Macchina per le schedine acquistata senza appalto: vertici della Zecca indagati

Macchina per le schedine acquistata senza appalto: vertici della Zecca indagati
di Giuseppe Scarpa
4 Minuti di Lettura
Mercoledì 7 Luglio 2021, 00:24 - Ultimo aggiornamento: 01:55

Appalti truccati all’Istituto Poligrafico e Zecca dello Stato. I macchinari, che valgono milioni di euro, per stampare le schedine (anche) del Gioco del Lotto, sono stati comprati senza procedere a un bando di gara. Un acquisto in “forma privata” tra la Zecca e il venditore che nasconderebbe, secondo il gip, un «accordo collusivo». Il reato contestato ai vertici dell’Istituto è l’abuso d’ufficio. Tra gli indagati spicca l’attuale amministratore delegato Paolo Aielli assieme al direttore acquisti Alfonso Chimenti e al direttore operativo Ivo Planeta. Il magistrato Maddalena Cipriani, in una dettagliata ordinanza, ha congelato con un sequestro preventivo, 600mila euro alla Heidelberg Italia. La società che è riuscita a vendere alla Zecca 2 apparecchi di stampa Gallus Labelfire 340 e 2 Lemus nel 2017 per svariati milioni di euro. 

La vicenda: cosa è successo 

L’indagine nasce grazie alla segnalazione di un imprenditore tagliato fuori da alcune gare dell’Istituto Poligrafico. L’uomo si accorge che qualcosa non va negli appalti della Zecca e segnala tutto alle forze dell’ordine. Agli inquirenti riversa anche la registrazione di un colloquio avuto con un alto dirigente della società pubblica che lo mette al corrente di alcune irregolarità. A raccogliere la denuncia è il nucleo di polizia economico finanziaria della guardia di finanza di Roma.

Le fiamme gialle danno il via ad un’inchiesta che conferma punto per punto i dubbi dell’imprenditore. 

Poligrafico e Zecca dello Stato: approvati il bilancio e il rapporto di sostenibilità 2020. Utile supera 54 milioni

Per acquistare i macchinari, scoprono gli investigatori, si è fatto ricorso ad un escamotage. Un trucco che permette alla Zecca di ricorrere all’affidamento diretto senza dover procedere ad un appalto. In pratica, ufficialmente, gli apparecchi di stampa non devono essere sostituiti vanno semplicemente aggiornati.

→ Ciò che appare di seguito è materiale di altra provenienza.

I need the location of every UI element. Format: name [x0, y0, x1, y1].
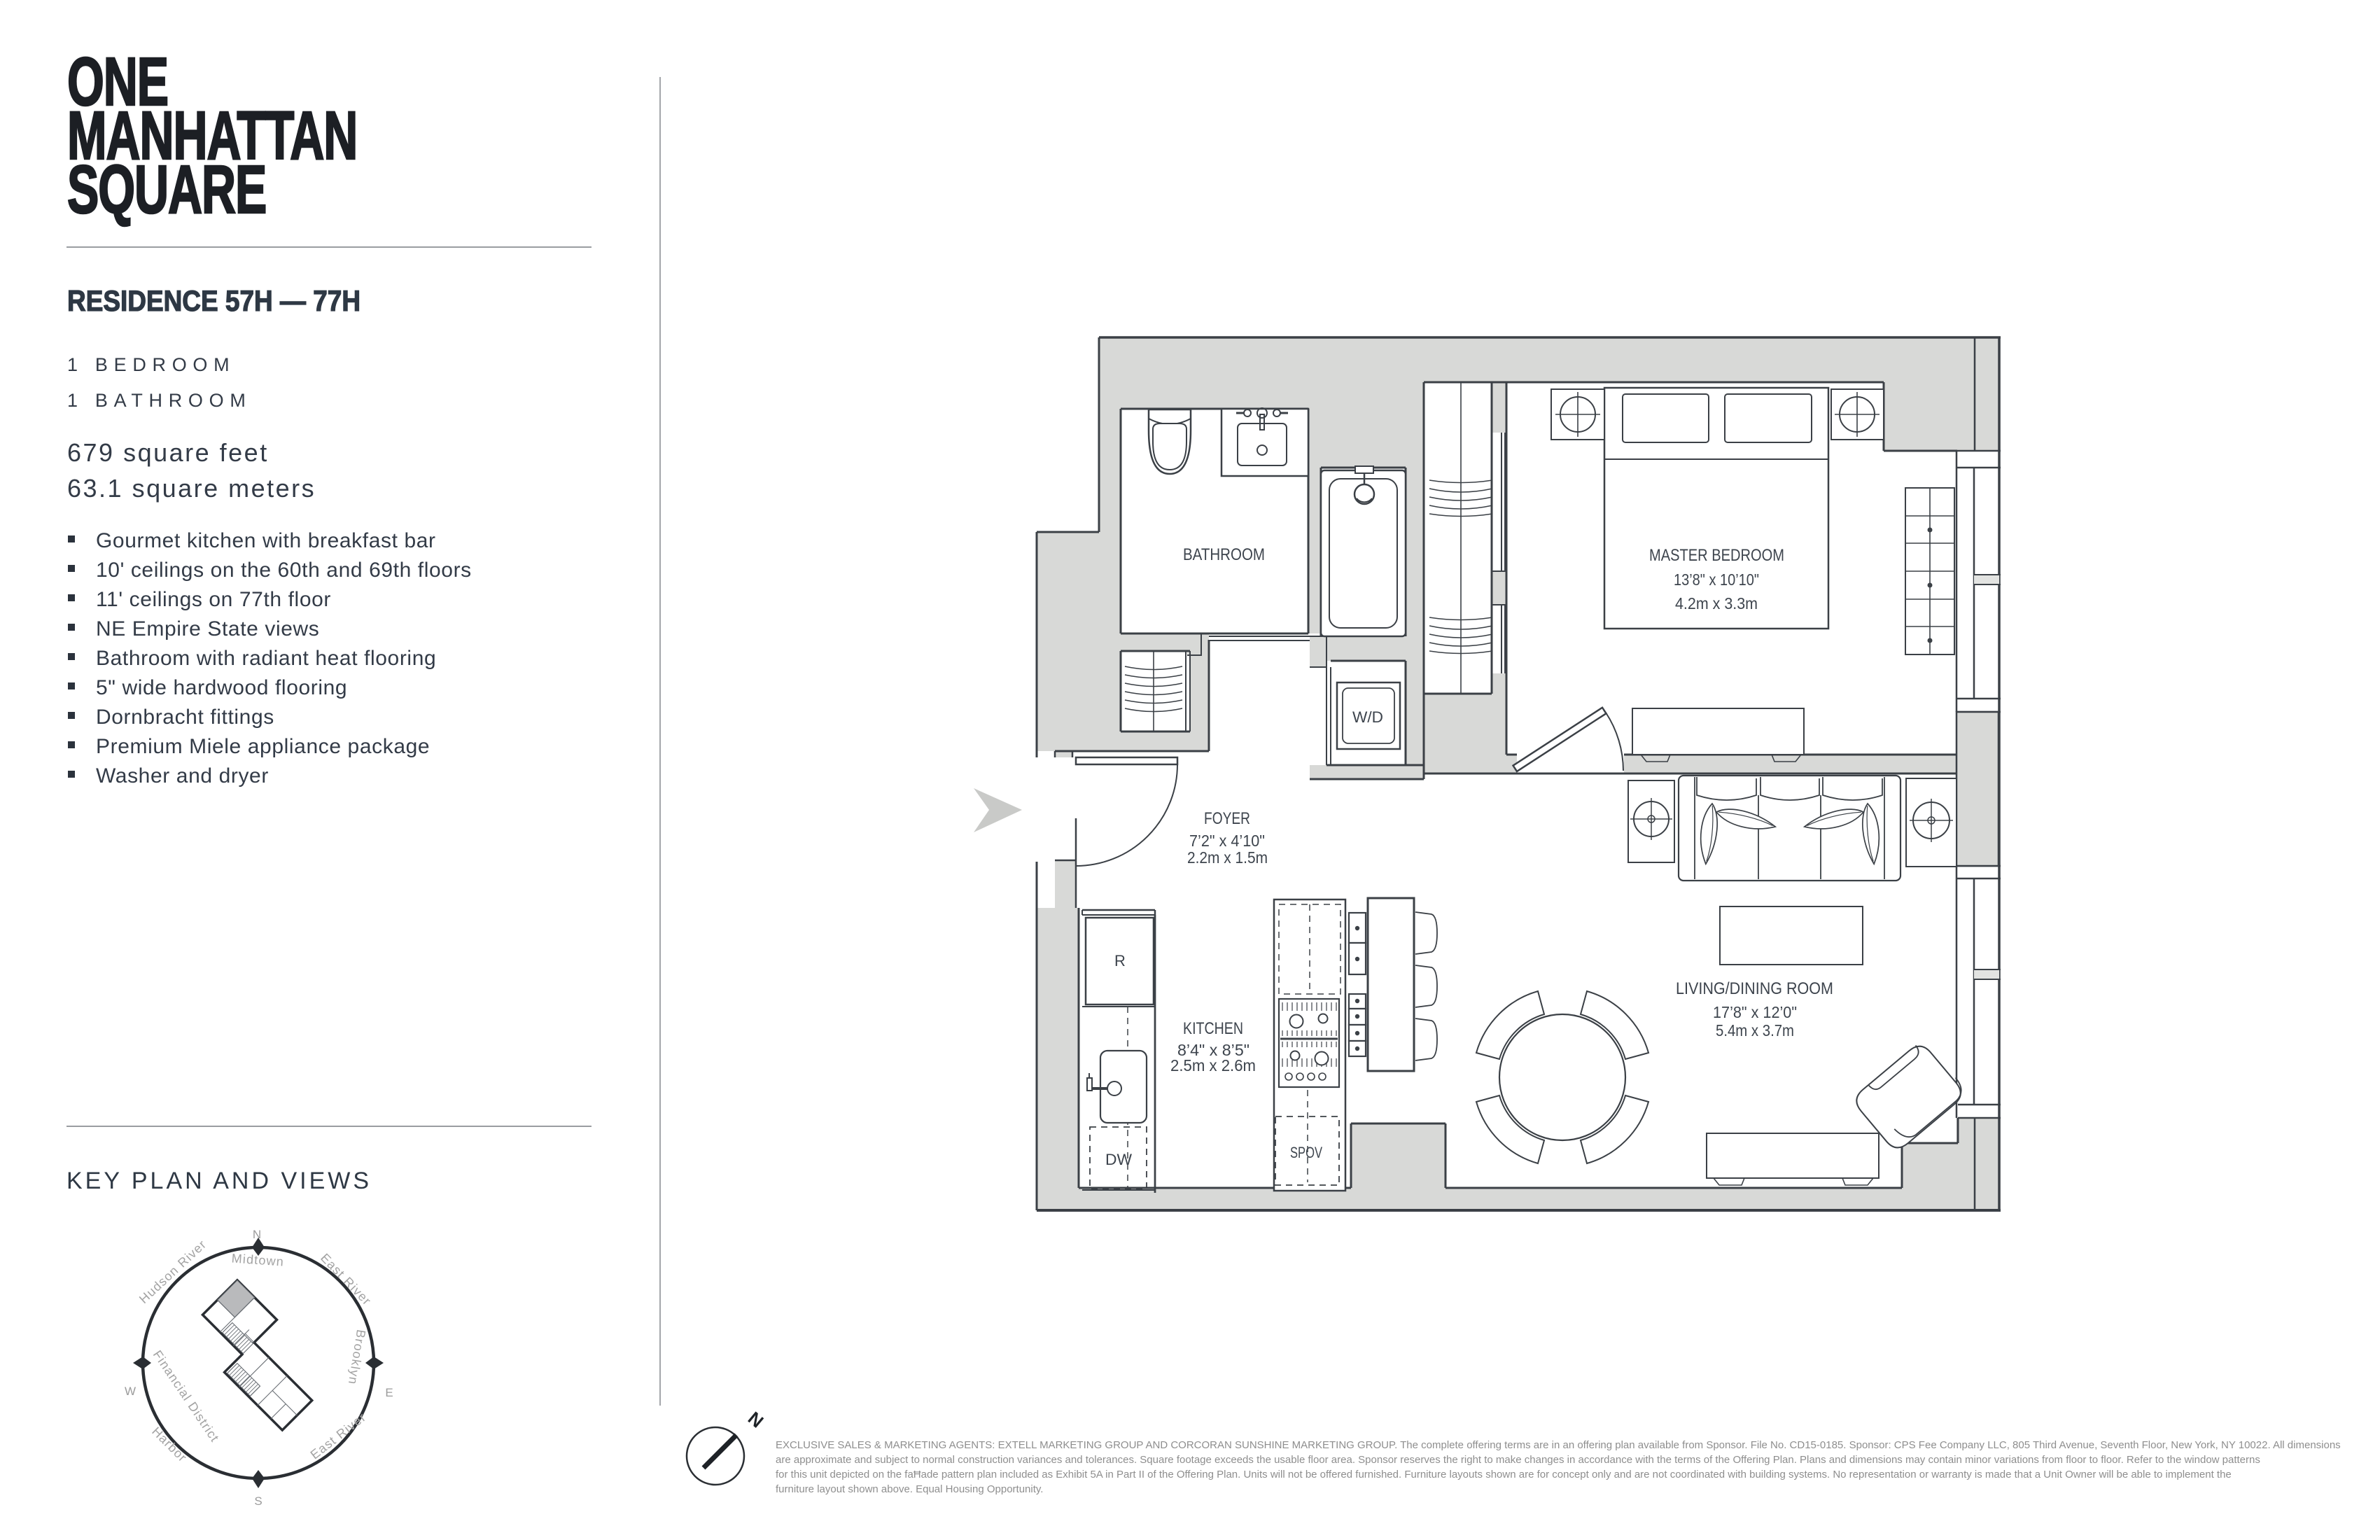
svg-text:East River: East River [318, 1251, 374, 1308]
svg-text:KITCHEN: KITCHEN [1183, 1019, 1243, 1038]
svg-text:W: W [125, 1385, 136, 1398]
svg-text:MASTER BEDROOM: MASTER BEDROOM [1649, 546, 1784, 565]
svg-text:N: N [744, 1408, 768, 1432]
svg-text:E: E [385, 1386, 393, 1399]
svg-text:17’8" x 12’0": 17’8" x 12’0" [1713, 1003, 1797, 1021]
svg-text:R: R [1114, 952, 1126, 969]
svg-text:DW: DW [1105, 1151, 1132, 1168]
svg-text:Brooklyn: Brooklyn [346, 1329, 368, 1386]
svg-text:BATHROOM: BATHROOM [1183, 545, 1265, 564]
svg-text:7’2" x 4’10": 7’2" x 4’10" [1189, 832, 1265, 850]
svg-text:for this unit depicted on the: for this unit depicted on the faĦade pat… [776, 1469, 2232, 1480]
svg-text:East River: East River [308, 1410, 369, 1462]
svg-text:5.4m x 3.7m: 5.4m x 3.7m [1716, 1021, 1794, 1040]
svg-text:SPOV: SPOV [1290, 1144, 1322, 1161]
svg-text:Hudson River: Hudson River [136, 1237, 209, 1306]
svg-text:Midtown: Midtown [231, 1251, 285, 1268]
svg-text:EXCLUSIVE SALES & MARKETING AG: EXCLUSIVE SALES & MARKETING AGENTS: EXTE… [776, 1439, 2341, 1451]
svg-text:LIVING/DINING ROOM: LIVING/DINING ROOM [1676, 979, 1833, 998]
svg-text:2.2m x 1.5m: 2.2m x 1.5m [1187, 848, 1268, 867]
svg-text:4.2m x 3.3m: 4.2m x 3.3m [1675, 594, 1758, 612]
svg-text:are approximate and subject to: are approximate and subject to normal co… [776, 1454, 2260, 1466]
svg-text:furniture layout shown above.: furniture layout shown above. Equal Hous… [776, 1483, 1043, 1495]
svg-text:N: N [253, 1228, 261, 1241]
svg-text:2.5m x 2.6m: 2.5m x 2.6m [1170, 1056, 1256, 1074]
svg-text:W/D: W/D [1352, 708, 1383, 726]
svg-text:Harbor: Harbor [149, 1424, 190, 1465]
svg-text:FOYER: FOYER [1204, 809, 1250, 828]
svg-text:13’8" x 10’10": 13’8" x 10’10" [1674, 570, 1759, 589]
svg-text:S: S [254, 1494, 262, 1508]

Ecco che così viene meno la necessità di aprire un bando di gara e assegnare in forma privata il servizio. In realtà, invece, i macchinari vengono sostituti. Addirittura fatti pagare a un prezzo più elevato «maggiorato», si legge nel capo d’imputazione. 
Quando la finanza bussa alle sedi di Foggia e Roma trova, di fatto, i nuovi apparecchi. Delle vecchie stampanti, dell’aggiornamento che avrebbero dovuto fare per essere riutilizzate, nessuna traccia. A quel punto la procura di Roma, l’aggiunto Paolo Ielo e il sostituto Claudia Terracina, procedono all’iscrizione nel registro degli indagati dell’ad, dei due dirigenti della Zecca e del rappresentante legale Heidelberg Italia Andrea Citernesi. 

Le accuse

Il gip Cipriani, in una dettagliata ordinanza fa il punto della situazione. Per il magistrato che autorizza il sequestro preventivo da 600mila euro alla Heidelberg Italia ci sono pochi dubbi. La dinamica è chiara: «L’Istituto Poligrafico e Zecca dello Stato invece che procedere alla gara pubblica per selezionare il fornitore dei macchinari di stampa ha concluso l’acquisto con una trattativa privata». «Emerge di tutta evidenza - aggiunge il magistrato - che tale scelta del contraente sia stata posta in essere in violazione della normativa sugli appalti pubblici. Nel momento in cui si accertava che l’upgrade non fosse espletabile non poteva affatto procedersi all’acquisto con il fornitore», ammonisce il gip. Cipriani sostiene che la compra vendita è stata «frutto di un accordo collusivo» Al riguardo, il magistrato, fa un esempio: «Con riferimento all’acquisto delle macchine Arsoma appare sospetto che i tecnici della Heidelberg avevano verificato» all’inizio «la possibilità dell’aggiornamento delle stampanti, quindi era stato autorizzato l’upgrade e stabilito il prezzo» poi, «a distanza di tre mesi, con il contratto già aggiudicato, stabilivano che le macchine erano obsolete per l’aggiornamento». «Tale modalità - conclude il magistrato - appare ancor più sintomatica di accordi collusivi».